Par Maha Hussaini, le 26 septembre 2024

Halima Abu Dayya, alors âgée de 97 ans, sur une photo prise par sa famille lors d’une panne d’électricité pendant la guerre actuelle contre Gaza

Halima Abu Dayya pensait avoir vécu le pire jour de sa vie lorsque les milices sionistes l’ont expulsée de sa maison lors de leur campagne de nettoyage ethnique de la Palestine en 1948, connue des Palestinien·nes sous le nom de Nakba.

Mais ce jour n’était qu’un aperçu des épreuves qu’elle a endurées pendant la campagne israélienne de bombardement, de famine et de déplacement forcé à Gaza. Des épreuves qui l’ont finalement conduite à la mort dans la ville de Gaza, explique sa famille.

Middle East Eye s’est entretenu avec la grand-mère, résidente de la ville de Gaza, en 2018, alors qu’elle avait 91 ans. Elle se souvenait alors de son déplacement forcé de sa maison de Dayr Sunayd, un village du sous-district de Gaza, alors que les massacres sionistes et la destruction des villes palestiniennes ouvraient la voie à la création de l’État d’Israël.

« On nous a forcé·es, sous la menace d’une arme, à monter dans des voitures qui nous ont conduit·es à un endroit proche des frontières avec Gaza, où nous sommes resté·es trois jours, avant d’être à nouveau déplacé·es vers la bande de Gaza », déclarait Abu Dayya à MEE à l’époque.

« J’avais trois enfants et j’étais enceinte lorsque nous avons été déplacé·es. C’était le jour le plus difficile de toute ma vie . »

Alors que la guerre israélienne contre Gaza, qui dure depuis un an, s’intensifie, MEE a contacté la famille d’Abu Dayya pour un nouvel entretien.

La famille nous a répondu qu’Abu Dayya avait été déplacée plus de dix fois en près de sept mois. Ils et elles ont eu du mal à lui fournir de la nourriture pendant la famine déclenchée par Israël dans le nord de Gaza au début de l’année, car elle ne pouvait pas manger le pain fabriqué à partir de fourrage animal – le seul aliment disponible à l’époque. Elle est finalement décédée.

La peur obsédante de partir

Afnan Abu al-Qumsan, la petite-fille d’Abu Dayya, l’a accompagnée lors de ses multiples déplacements. Elle se souvient des derniers jours de sa grand-mère comme étant remplis de confusion : alors que la maladie d’Alzheimer s’aggravait, Abu Dayya a commencé à penser que son fils était son père.

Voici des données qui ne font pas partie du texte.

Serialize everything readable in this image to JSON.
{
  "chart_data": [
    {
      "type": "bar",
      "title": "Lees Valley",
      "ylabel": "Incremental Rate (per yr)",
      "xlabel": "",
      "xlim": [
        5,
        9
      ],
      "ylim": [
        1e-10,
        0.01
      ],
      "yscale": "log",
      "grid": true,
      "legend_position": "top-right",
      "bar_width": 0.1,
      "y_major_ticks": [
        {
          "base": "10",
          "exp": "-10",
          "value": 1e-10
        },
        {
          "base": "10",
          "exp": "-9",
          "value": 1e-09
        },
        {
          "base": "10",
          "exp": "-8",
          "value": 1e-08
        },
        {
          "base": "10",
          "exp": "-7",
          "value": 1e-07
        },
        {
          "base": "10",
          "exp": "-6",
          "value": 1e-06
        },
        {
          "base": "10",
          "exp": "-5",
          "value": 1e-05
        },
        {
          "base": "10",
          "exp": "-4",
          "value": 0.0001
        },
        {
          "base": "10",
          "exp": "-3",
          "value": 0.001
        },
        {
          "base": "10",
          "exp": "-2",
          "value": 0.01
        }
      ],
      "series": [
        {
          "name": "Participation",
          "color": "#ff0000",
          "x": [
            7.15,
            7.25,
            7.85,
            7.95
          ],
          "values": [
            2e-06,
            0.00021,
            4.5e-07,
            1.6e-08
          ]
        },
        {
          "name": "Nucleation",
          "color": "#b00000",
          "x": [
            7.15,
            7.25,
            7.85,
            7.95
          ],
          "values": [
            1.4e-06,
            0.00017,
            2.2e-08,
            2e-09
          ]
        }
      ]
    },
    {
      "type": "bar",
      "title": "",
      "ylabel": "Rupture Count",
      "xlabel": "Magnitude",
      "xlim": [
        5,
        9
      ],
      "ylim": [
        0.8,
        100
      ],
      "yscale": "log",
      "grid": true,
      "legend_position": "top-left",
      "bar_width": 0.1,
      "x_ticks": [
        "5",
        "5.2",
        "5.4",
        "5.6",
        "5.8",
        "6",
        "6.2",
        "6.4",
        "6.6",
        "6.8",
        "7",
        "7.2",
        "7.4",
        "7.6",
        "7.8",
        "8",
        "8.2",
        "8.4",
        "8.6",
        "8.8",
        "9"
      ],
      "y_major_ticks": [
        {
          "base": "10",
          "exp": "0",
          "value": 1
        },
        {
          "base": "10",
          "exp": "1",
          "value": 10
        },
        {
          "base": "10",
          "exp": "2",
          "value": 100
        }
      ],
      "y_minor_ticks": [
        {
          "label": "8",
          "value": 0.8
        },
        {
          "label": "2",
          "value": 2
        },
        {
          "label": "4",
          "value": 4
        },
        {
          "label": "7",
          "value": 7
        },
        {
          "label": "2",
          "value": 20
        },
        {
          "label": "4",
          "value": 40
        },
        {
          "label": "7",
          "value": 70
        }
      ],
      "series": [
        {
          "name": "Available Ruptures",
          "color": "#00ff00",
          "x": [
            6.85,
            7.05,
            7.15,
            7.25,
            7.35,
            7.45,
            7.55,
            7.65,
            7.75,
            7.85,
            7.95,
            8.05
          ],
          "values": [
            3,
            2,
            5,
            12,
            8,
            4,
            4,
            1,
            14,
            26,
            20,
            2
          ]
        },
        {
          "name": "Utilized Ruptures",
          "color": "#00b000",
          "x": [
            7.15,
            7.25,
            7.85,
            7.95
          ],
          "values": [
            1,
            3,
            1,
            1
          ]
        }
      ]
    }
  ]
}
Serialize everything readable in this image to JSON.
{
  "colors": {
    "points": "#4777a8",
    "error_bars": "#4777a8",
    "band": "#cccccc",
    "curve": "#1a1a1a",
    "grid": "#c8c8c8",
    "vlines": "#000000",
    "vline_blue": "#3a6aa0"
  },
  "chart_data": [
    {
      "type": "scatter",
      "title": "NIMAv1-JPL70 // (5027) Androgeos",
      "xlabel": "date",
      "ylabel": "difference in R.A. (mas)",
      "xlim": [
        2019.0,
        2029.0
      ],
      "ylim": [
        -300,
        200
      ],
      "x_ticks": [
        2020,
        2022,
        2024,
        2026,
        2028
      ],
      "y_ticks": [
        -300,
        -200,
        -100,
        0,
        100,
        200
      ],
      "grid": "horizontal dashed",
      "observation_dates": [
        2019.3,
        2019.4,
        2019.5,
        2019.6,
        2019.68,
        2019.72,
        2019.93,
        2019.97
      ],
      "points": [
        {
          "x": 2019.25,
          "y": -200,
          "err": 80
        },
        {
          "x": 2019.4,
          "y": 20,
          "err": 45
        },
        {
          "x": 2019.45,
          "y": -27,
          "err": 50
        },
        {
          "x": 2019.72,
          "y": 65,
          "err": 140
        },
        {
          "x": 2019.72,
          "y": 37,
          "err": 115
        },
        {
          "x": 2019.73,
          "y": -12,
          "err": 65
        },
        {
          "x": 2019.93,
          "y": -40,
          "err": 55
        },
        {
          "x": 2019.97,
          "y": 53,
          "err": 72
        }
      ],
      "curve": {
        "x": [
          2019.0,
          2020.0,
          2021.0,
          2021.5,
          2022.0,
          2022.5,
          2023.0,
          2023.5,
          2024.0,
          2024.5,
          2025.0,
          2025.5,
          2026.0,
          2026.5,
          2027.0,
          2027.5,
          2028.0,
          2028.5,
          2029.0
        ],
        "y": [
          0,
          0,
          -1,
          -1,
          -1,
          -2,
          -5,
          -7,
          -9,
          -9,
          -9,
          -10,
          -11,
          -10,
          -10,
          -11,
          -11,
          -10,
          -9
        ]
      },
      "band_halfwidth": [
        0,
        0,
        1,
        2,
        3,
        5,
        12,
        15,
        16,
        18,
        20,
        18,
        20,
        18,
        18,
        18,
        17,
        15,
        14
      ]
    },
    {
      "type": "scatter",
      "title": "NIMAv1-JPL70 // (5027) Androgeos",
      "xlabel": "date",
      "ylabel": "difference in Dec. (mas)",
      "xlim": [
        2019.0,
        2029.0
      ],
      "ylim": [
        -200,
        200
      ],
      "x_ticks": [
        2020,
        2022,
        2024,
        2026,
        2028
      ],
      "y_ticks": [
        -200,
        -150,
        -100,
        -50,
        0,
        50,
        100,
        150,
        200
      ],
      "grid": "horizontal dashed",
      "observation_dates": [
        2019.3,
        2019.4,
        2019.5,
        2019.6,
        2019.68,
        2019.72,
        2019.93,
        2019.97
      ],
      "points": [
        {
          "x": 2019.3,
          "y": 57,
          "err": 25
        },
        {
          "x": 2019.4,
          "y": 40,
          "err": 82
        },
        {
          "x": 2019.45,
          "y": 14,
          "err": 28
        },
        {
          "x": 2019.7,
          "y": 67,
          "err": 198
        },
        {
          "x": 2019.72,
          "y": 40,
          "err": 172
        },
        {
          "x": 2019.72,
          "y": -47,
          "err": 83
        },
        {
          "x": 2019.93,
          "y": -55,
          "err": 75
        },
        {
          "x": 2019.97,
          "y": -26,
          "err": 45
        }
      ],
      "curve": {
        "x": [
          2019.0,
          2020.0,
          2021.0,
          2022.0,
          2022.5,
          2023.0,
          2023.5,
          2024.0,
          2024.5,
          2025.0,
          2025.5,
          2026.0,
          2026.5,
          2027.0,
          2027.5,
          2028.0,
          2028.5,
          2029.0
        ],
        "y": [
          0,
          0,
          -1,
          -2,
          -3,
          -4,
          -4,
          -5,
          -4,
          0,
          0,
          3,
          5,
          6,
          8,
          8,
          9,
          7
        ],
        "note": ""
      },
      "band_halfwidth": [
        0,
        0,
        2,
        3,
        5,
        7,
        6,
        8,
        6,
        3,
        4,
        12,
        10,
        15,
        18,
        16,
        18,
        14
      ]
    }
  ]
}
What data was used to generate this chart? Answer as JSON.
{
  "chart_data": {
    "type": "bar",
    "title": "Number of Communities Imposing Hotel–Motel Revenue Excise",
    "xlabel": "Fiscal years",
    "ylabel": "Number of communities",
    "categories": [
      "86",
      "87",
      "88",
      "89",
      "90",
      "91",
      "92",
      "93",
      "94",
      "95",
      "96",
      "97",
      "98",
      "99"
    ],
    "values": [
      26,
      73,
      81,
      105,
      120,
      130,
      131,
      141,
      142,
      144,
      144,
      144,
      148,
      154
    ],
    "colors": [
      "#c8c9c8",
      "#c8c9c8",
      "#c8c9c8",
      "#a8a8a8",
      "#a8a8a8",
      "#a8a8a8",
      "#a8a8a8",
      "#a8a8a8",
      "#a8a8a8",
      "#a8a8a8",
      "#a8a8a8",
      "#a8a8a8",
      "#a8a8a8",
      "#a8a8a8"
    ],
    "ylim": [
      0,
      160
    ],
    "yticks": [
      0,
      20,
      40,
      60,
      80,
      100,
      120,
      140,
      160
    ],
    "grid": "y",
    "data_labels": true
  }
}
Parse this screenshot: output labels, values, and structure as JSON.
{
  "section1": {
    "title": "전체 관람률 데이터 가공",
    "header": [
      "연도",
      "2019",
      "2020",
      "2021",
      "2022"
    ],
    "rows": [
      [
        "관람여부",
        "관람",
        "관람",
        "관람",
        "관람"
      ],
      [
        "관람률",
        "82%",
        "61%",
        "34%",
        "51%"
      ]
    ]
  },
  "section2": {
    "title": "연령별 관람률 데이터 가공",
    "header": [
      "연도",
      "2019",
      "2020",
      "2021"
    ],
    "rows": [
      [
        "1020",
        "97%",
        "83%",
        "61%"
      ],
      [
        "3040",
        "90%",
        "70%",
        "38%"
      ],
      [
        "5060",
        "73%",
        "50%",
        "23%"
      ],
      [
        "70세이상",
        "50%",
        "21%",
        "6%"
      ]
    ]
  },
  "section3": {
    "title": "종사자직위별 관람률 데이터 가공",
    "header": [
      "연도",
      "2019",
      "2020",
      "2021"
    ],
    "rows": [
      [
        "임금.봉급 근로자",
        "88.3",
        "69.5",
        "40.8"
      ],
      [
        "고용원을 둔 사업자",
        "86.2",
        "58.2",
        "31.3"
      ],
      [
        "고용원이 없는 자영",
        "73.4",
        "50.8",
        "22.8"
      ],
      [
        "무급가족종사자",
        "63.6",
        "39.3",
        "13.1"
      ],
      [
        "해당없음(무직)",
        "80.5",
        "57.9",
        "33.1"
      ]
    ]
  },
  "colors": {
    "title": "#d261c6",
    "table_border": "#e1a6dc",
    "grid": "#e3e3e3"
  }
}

« Elle posait constamment des questions sur sa ville natale et sur le verger [qui appartenait à sa famille avant la Nakba] », raconte Qumsan à MEE.

Le premier déplacement s’est fait vers la maison d’un voisin, après que leur quartier, al-Tawam, dans le nord-ouest de la ville de Gaza, a été bombardé par des avions de combat israéliens. « Nous nous sommes réfugiées chez nos voisins dans leur sous-sol et nous avons contacté la Croix-Rouge, mais celle-ci n’a pu venir », a expliqué la jeune femme de 29 ans.

« Il était difficile pour nous de nous déplacer, en particulier à cause des ceintures de feu, qui ne s’arrêtaient pas. Même une ambulance, venue pour l’un de nos voisin·es a été bombardée dès qu’elle est arrivée. »

Abu Dayya et sa famille ont déménagé plusieurs fois entre différents quartiers de la ville de Gaza au cours des mois suivants, s’adaptant aux incursions des troupes israéliennes.

Alors que des centaines de milliers d’habitant·es ont été contraint·es de se déplacer vers le centre et le sud de la bande de Gaza à la suite des ordres d’expulsion israéliens, la famille d’Abu Dayya a préféré rester dans le nord, craignant que la Nakba ne se répète.

La Nakba, ou « catastrophe » comme on l’appelle en anglais, fait référence au nettoyage ethnique de quelque 750 000 Palestinien·nes de leurs terres et de leurs maisons dans la Palestine historique pour faire place à la création d’Israël en 1948.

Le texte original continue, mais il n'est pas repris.